(Mizzima) – As a reward for Burma’s effort to implement democracy, the Obama administration has named the first full ambassador to Burma in more than two decades.
As expected, the administration named its current special envoy for Burma, Derek Mitchell, who has spearheaded the U.S. engagement with Burma during the past year. He is a well-known figure among Burmese officials, and a widely respected expert on Asian affairs.
“Today marks the beginning of a new chapter in the relationship between the United States and Burma” President Barack Obama said in a statement. “Since I announced a new U.S. opening to Burma in November... Burma has made significant progress along the path to democracy. The United States has pledged to respond to positive developments in Burma and to clearly demonstrate America's commitment... That is what we are doing.”

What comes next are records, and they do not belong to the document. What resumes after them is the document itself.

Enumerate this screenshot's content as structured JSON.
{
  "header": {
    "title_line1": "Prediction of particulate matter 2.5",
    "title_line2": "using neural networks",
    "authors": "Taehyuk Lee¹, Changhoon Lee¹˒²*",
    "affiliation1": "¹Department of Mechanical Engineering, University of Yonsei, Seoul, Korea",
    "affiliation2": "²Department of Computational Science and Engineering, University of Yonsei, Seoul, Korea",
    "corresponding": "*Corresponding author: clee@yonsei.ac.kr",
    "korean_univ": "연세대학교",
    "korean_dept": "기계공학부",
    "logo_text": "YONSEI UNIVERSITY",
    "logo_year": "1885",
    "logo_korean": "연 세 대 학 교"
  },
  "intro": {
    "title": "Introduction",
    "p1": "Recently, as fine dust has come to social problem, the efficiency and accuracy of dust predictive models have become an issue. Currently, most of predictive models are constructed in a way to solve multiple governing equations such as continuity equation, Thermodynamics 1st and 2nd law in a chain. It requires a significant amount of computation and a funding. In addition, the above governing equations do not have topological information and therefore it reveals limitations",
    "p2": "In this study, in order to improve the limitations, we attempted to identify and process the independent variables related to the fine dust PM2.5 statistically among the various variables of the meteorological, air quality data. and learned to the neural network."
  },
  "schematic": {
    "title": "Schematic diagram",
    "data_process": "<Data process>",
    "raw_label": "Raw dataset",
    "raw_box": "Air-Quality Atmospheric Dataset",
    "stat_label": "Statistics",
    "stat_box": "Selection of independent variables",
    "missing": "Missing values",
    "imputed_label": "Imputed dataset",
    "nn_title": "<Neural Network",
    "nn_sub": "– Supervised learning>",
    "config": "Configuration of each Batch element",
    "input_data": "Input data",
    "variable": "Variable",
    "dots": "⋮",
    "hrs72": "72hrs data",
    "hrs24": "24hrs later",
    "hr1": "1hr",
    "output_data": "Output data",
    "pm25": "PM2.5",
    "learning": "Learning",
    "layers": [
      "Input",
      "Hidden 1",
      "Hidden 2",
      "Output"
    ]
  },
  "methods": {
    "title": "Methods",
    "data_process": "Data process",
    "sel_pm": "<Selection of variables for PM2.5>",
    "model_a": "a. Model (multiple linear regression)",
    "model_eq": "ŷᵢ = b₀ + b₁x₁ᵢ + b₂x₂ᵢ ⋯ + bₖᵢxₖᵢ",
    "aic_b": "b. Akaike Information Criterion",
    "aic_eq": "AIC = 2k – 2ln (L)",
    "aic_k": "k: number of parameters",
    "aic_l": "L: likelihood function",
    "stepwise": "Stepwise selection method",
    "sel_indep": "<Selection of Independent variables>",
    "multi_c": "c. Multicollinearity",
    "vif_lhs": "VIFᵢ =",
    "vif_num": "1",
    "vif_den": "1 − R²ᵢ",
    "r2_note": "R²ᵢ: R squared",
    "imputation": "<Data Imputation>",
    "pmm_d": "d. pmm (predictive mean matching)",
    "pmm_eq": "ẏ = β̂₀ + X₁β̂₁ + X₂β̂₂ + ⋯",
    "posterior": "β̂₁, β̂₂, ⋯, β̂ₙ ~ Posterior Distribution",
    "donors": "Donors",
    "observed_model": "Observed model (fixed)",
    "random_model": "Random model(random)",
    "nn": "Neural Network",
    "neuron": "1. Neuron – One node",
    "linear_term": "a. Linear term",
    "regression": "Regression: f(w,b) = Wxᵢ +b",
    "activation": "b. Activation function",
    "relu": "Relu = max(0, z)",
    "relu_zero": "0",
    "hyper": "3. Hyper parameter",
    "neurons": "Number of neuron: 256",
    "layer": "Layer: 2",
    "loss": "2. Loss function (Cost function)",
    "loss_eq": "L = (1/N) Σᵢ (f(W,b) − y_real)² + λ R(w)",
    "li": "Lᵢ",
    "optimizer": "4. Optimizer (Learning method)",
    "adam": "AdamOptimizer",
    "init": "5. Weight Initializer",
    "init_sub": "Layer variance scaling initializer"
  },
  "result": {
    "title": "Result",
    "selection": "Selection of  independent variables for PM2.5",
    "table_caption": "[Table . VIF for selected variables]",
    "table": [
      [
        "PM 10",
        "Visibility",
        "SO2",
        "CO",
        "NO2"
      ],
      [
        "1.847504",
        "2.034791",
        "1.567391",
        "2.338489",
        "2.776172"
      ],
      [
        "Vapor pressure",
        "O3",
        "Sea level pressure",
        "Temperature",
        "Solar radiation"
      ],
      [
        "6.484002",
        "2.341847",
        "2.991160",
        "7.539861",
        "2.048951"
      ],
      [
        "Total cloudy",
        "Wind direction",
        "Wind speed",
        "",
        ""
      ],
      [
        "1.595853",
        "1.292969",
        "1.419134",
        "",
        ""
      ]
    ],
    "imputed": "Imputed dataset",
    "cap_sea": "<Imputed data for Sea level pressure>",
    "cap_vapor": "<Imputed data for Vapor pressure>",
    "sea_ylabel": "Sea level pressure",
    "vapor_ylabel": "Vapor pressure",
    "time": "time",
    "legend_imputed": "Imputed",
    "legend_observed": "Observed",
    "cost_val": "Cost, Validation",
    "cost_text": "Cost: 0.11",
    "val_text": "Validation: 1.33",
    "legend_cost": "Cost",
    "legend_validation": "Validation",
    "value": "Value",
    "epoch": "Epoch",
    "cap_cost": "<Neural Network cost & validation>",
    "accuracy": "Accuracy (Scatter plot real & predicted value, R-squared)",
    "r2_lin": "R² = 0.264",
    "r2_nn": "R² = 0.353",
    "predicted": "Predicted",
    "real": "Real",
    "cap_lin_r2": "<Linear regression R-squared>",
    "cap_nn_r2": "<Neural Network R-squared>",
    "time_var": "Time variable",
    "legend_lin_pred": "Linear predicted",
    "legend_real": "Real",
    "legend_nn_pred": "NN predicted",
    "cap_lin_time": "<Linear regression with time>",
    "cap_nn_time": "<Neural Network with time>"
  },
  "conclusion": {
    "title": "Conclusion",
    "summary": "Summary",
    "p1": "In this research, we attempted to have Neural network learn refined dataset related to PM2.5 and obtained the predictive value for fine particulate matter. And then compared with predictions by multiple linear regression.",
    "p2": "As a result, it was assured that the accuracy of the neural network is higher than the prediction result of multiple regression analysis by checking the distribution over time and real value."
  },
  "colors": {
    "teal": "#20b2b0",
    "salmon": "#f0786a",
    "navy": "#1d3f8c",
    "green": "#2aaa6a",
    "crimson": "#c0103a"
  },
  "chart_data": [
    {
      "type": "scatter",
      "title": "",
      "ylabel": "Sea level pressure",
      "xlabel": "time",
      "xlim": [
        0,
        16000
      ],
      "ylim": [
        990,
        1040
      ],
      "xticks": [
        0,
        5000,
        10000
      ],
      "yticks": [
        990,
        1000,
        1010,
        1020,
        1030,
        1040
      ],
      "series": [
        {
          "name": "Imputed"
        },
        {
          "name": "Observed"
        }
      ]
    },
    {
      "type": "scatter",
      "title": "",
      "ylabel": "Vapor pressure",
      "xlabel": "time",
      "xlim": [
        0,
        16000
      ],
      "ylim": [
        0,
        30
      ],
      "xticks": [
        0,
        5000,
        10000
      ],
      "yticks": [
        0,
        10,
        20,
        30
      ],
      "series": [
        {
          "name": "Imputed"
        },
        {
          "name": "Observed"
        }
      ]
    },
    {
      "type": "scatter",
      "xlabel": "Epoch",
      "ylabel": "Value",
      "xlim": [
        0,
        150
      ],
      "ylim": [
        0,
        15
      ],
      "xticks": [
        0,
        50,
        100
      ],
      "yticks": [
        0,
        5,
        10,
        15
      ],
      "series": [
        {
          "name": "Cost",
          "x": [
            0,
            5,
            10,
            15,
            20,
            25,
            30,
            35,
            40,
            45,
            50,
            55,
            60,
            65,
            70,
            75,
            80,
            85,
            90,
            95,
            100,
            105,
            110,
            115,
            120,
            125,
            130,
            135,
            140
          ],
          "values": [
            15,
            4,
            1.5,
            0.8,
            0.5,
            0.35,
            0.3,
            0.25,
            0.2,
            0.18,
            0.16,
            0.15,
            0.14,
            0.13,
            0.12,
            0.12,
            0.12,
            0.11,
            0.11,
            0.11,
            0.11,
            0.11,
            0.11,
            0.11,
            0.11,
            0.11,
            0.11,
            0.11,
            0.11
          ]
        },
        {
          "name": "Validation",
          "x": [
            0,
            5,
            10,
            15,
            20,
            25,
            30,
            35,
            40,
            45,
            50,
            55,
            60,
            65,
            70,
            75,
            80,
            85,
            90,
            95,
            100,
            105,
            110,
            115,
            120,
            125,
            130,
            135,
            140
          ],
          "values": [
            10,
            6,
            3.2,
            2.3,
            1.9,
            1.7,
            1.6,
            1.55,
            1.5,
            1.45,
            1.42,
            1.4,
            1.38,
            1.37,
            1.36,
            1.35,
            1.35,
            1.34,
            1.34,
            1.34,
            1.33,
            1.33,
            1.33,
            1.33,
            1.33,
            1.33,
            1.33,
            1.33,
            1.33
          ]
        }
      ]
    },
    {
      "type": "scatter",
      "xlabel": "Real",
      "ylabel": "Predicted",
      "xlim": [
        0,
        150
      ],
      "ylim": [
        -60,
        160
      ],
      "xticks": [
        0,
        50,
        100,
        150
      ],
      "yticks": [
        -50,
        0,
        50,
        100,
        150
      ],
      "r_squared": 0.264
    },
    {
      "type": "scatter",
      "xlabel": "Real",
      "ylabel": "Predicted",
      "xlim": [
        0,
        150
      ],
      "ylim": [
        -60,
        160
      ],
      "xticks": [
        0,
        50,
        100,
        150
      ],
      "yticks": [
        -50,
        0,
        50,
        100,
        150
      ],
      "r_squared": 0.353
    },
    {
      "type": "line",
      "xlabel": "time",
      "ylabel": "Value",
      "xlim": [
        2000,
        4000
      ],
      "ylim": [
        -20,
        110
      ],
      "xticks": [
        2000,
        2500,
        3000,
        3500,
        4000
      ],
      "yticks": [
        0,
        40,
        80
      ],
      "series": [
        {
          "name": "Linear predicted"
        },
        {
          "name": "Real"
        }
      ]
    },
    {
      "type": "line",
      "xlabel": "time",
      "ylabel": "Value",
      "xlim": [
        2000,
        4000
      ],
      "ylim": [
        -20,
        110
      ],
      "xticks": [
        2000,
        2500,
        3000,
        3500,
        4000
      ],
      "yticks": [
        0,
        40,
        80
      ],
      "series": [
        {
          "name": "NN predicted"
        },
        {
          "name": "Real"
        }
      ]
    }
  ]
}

If confirmed by the Senate, Mitchell would be the first U.S. ambassador in the country since 1990. The U.S. is currently represented by a lower-level diplomatic officer. Observers say his confirmation could take up to three months.

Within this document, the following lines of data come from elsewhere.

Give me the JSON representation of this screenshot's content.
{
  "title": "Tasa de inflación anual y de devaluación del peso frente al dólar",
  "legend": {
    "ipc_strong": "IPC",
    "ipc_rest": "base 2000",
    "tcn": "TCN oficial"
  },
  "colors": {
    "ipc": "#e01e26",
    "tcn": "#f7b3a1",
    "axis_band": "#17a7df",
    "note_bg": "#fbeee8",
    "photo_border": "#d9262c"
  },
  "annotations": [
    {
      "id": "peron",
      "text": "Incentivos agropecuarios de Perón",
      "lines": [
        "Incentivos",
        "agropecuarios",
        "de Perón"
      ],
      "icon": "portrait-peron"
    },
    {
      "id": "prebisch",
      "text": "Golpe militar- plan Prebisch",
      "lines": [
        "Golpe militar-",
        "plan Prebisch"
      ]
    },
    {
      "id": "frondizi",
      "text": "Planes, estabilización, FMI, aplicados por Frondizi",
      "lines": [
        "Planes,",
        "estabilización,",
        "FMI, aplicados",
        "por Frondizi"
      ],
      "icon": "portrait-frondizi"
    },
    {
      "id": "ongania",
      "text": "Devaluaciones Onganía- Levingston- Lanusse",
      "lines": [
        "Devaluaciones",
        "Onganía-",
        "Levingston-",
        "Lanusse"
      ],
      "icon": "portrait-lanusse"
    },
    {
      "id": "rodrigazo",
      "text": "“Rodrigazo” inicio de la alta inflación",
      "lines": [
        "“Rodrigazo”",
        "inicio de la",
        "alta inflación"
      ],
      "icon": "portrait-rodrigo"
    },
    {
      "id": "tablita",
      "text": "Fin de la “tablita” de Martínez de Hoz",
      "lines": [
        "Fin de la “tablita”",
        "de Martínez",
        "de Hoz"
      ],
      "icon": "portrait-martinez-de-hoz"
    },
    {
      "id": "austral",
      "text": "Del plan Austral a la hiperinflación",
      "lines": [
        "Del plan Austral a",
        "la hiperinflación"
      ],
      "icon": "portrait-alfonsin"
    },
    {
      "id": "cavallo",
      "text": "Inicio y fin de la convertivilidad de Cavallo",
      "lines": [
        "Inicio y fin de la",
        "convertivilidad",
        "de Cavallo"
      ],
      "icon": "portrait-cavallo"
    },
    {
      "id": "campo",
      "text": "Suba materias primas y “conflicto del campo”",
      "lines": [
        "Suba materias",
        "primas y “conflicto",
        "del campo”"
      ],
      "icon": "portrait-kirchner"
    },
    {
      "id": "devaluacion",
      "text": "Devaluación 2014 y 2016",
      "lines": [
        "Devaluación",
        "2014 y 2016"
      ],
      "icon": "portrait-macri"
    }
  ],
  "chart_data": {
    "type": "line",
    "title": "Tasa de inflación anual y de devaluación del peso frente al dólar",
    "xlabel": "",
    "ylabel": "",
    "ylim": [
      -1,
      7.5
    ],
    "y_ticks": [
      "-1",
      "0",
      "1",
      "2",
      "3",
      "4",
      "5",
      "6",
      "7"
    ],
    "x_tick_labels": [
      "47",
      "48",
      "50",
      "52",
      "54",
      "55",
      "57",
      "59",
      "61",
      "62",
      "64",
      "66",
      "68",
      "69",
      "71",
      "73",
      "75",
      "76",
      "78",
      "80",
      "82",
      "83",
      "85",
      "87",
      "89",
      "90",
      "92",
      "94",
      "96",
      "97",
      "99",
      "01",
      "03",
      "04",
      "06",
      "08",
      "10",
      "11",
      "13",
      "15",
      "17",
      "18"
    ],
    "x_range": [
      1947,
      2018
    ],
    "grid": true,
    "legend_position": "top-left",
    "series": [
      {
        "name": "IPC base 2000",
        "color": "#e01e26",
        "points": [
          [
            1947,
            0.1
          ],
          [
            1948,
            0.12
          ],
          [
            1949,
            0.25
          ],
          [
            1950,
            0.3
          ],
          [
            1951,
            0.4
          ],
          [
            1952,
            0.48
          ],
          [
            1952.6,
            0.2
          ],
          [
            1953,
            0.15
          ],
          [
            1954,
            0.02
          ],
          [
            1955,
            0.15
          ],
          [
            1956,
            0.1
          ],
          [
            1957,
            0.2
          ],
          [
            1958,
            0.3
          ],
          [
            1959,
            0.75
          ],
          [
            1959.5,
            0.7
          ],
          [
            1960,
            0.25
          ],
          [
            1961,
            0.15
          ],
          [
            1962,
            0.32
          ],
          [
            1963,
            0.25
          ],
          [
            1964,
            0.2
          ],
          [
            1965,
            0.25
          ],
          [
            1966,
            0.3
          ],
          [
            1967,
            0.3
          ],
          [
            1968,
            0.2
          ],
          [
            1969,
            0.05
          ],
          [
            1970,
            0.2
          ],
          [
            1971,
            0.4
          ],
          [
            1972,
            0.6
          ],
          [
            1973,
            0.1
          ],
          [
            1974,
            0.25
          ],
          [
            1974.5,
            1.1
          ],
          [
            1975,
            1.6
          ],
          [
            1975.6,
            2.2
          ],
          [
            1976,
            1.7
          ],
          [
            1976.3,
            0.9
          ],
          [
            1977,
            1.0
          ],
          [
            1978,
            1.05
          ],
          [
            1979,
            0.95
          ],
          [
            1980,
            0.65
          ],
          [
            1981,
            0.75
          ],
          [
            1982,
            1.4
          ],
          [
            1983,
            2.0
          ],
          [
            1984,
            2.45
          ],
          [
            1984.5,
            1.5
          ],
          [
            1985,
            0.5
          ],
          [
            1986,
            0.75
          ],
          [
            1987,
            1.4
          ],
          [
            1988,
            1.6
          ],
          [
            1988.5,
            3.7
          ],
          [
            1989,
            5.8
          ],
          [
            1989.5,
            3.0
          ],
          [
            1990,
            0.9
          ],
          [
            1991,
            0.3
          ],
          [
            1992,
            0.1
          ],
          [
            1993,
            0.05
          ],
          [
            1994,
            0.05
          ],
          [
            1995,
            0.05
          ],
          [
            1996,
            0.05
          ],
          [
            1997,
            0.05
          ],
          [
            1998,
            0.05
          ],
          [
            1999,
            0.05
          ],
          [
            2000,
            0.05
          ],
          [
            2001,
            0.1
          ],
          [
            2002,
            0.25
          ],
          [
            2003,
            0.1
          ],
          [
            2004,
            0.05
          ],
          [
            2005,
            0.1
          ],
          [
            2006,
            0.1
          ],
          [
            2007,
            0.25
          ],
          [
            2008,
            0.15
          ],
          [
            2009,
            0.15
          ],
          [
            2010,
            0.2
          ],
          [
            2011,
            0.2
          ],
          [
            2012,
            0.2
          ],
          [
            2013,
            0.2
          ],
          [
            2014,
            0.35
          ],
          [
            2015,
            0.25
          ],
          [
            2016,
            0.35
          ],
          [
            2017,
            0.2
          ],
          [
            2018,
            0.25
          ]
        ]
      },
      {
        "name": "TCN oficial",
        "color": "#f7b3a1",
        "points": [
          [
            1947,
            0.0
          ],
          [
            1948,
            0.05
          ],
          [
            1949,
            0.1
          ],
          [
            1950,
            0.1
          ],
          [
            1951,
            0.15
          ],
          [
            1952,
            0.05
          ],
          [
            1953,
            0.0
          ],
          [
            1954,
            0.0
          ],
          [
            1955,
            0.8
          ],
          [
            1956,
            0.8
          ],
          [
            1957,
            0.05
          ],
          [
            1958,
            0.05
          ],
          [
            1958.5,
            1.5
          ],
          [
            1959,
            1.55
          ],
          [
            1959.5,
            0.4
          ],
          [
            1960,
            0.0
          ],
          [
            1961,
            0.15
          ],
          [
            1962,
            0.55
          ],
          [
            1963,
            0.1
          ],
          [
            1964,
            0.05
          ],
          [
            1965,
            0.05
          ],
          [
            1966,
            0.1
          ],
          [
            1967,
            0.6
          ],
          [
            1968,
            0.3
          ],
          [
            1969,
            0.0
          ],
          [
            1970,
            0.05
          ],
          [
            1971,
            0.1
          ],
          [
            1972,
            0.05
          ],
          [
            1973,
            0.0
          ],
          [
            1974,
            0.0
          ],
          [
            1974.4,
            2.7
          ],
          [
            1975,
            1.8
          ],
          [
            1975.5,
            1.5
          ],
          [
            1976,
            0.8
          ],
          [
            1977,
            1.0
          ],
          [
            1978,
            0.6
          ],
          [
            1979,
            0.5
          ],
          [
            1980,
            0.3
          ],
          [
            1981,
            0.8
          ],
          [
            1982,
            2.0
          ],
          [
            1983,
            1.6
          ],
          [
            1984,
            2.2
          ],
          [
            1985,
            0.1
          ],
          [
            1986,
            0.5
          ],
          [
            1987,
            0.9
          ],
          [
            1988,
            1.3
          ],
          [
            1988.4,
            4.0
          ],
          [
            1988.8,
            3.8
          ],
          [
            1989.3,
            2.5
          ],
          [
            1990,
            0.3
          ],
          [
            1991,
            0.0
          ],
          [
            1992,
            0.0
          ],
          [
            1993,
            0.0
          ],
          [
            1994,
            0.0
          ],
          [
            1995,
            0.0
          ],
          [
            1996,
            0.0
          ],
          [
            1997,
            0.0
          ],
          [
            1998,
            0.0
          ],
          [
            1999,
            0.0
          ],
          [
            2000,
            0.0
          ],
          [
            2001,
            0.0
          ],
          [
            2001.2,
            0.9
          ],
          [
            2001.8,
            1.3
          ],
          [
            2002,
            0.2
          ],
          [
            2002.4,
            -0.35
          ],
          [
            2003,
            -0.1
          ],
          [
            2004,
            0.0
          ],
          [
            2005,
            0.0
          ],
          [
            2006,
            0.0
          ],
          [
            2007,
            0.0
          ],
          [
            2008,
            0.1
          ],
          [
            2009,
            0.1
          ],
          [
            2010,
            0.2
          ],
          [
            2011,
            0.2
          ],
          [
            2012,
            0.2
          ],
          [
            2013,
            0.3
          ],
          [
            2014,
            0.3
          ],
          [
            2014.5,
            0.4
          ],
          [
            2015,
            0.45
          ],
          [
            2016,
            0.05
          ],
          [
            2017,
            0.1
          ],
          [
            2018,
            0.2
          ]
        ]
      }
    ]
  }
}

His appointment came during an announcement on Thursday that the U.S will suspend sanctions that had blocked American investment in Burma, but it will keep “relevant laws on the books as an insurance policy” and maintain a U.S. arms embargo.
Washington will issue general licenses to permit investment, saying U.S. oil and gas companies, mining, and financial companies all now free to do business in Burma.
“Today we say to American business to invest in Burma and do it responsibly,” said U.S. Secretary of State Hillary Clinton. “Let's all work together to create jobs, opportunities and support reform.”